Construction stability analysis of intersection tunnel in city under CRD method

Abstract

The construction of city intersection tunnels cause multiple redistribution of surrounding rock stress, resulting in the engineering disasters such as instability in existing tunnels and collapses of ground buildings. To mitigate formation disturbances effectively, the Center Cross Diagram (CRD) method is employed in city tunnel construction. In this study, a numerical model for a city intersection tunnel is developed based on an underground circular roads project in Chongqing, China, to analyze the safety of the tunnel structure and the stability of ground buildings under the CRD method. The numerical simulation results obtain that the excavation of pilot-tunnel ➃ will reduce the surrounding rock stress and control the rock strata subsidence, and reveal that the excavation of pilot-tunnel ➃ is the key step of CRD method. The maximum compressive stress and tensile stress of surrounding rock first increase and then decrease during the excavation of pilot-tunnels ➀, ➁, ➂, and ➃. Simultaneously, the deformation of the ground building experiences a slow initial increase followed by a rapid rise before stabilizing.

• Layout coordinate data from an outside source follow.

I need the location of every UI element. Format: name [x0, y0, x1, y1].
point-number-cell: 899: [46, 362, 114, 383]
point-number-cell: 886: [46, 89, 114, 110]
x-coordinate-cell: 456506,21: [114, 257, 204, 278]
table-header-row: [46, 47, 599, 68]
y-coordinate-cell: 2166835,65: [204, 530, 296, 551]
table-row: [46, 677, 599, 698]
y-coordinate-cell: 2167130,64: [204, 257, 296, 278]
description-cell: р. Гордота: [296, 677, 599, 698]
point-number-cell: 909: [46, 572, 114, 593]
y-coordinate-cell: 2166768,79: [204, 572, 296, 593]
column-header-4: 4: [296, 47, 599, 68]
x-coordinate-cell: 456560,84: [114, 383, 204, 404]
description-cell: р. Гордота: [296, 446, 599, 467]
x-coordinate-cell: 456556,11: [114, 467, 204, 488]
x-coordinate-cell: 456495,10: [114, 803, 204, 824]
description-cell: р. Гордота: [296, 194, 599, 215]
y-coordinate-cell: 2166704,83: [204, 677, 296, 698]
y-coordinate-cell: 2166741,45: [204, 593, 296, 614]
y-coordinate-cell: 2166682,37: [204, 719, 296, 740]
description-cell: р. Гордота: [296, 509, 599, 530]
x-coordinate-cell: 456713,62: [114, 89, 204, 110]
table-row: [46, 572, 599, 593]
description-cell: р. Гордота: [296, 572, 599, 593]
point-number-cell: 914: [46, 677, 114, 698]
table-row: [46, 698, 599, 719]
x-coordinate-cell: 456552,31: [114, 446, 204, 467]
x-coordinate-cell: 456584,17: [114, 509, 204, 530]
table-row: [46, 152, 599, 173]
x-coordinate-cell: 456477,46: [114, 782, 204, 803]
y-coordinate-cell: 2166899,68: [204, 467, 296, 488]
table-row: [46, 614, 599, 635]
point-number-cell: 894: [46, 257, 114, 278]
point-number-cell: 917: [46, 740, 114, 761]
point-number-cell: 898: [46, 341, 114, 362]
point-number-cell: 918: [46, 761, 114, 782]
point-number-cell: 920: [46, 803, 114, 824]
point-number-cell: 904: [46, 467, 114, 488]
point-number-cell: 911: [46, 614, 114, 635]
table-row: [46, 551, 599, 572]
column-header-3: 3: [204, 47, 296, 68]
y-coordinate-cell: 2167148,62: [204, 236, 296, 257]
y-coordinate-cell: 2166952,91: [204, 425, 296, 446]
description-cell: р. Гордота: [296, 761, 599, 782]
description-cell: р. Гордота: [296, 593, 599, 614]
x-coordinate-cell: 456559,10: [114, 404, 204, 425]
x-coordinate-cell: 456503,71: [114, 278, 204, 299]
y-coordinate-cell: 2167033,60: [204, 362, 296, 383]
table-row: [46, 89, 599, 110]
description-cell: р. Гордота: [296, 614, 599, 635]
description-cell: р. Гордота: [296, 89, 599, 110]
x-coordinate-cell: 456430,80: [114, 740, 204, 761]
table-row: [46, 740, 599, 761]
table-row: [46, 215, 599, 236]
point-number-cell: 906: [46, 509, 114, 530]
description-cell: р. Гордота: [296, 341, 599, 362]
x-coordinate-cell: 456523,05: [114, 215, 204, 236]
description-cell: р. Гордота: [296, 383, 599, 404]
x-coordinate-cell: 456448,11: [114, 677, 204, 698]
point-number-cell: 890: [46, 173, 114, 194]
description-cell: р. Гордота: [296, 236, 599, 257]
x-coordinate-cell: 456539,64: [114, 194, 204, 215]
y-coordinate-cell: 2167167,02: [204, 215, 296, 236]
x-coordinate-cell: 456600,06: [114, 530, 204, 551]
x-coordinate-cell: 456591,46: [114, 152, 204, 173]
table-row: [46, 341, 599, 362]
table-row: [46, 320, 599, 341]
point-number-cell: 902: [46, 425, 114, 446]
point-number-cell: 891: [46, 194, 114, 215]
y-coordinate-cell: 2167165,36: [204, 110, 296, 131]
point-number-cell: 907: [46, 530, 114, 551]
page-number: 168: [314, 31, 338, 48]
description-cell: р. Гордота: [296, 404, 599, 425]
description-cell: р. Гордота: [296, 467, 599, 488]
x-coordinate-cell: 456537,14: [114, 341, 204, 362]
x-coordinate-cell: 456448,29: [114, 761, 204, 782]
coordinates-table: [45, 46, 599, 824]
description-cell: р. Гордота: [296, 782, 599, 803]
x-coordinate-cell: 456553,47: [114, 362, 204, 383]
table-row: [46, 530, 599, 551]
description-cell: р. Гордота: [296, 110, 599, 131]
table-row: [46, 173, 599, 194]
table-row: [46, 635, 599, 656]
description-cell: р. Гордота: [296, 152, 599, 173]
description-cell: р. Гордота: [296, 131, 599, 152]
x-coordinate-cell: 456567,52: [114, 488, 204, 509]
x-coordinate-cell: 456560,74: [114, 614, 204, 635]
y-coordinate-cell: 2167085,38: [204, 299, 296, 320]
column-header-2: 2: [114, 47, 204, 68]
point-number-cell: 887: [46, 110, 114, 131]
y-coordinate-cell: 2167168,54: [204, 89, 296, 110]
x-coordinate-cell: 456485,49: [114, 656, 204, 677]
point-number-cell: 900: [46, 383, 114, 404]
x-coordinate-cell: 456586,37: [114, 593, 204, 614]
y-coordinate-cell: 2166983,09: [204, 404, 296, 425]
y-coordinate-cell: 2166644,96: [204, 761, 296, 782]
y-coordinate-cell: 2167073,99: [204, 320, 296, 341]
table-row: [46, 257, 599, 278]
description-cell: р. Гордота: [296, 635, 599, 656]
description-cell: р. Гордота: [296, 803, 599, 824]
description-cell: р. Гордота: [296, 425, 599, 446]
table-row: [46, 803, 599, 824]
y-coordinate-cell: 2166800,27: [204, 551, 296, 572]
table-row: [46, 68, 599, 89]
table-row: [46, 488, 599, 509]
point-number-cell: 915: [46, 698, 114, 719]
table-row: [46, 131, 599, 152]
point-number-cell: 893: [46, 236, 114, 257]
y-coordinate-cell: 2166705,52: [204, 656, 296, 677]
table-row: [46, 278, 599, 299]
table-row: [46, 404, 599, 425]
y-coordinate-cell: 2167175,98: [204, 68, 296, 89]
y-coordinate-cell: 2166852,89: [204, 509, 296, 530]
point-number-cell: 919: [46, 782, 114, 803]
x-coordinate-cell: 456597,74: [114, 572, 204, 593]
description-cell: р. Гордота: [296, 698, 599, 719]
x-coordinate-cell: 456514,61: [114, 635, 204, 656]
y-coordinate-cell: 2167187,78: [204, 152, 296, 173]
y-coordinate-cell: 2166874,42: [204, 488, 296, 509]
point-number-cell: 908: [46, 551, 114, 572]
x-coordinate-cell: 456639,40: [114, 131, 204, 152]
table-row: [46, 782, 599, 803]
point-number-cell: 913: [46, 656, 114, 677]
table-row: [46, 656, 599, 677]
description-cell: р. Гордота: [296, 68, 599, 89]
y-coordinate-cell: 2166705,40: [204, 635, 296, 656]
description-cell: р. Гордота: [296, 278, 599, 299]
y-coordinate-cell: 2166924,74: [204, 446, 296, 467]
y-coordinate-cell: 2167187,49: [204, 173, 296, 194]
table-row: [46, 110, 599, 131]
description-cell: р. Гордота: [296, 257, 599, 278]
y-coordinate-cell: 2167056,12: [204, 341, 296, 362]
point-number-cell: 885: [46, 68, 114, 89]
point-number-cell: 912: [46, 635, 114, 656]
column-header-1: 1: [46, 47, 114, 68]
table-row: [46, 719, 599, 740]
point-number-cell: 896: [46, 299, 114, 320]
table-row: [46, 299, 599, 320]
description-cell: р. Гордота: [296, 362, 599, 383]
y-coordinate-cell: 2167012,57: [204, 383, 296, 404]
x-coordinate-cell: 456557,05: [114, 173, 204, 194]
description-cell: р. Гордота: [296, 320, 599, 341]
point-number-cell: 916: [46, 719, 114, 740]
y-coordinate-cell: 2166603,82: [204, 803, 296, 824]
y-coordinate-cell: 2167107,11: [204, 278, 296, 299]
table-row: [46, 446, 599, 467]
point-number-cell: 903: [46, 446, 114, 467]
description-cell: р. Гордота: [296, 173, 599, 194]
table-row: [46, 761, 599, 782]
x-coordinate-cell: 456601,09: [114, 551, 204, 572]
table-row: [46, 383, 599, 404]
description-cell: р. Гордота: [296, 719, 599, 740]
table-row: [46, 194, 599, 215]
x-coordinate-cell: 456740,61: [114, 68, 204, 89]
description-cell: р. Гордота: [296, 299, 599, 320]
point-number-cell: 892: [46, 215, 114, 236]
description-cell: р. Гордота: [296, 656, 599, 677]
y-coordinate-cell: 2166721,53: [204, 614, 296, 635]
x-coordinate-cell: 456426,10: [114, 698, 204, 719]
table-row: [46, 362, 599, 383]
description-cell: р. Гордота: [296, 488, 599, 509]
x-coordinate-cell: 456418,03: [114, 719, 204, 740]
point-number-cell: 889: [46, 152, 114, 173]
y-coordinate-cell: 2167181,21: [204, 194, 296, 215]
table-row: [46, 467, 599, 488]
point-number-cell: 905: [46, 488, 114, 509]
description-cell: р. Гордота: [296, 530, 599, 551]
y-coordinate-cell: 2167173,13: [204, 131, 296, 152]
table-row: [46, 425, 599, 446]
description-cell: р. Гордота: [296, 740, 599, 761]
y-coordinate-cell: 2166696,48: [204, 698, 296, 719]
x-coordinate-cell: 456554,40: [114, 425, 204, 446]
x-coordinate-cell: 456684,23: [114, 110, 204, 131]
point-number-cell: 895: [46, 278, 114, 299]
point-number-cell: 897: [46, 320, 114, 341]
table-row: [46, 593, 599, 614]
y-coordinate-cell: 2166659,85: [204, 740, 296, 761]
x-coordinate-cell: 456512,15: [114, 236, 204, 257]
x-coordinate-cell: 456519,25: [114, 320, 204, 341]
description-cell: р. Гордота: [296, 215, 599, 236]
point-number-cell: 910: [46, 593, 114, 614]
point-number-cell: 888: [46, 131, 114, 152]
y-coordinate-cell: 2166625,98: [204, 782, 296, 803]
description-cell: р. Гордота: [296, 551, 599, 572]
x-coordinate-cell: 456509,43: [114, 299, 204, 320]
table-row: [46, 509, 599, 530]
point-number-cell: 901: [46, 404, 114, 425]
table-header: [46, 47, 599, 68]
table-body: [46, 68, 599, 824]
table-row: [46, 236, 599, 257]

Furthermore, the excavation of the main tunnel leads to an increase of 0.73, 0.35, and 0.52 times in the vault subsidence value, left haunch convergence value, and right haunch convergence value of branch tunnel #1, respectively. Finally, the convergence process of branch tunnel #1 is discussed through the in-situ monitoring, which is divided into three stages: rapid deformation, deceleration deformation, and stable deformation. The final horizontal convergence value and subsidence value of cross-section K0+360 are respectively 84% and 78% of those at cross-section K0+395.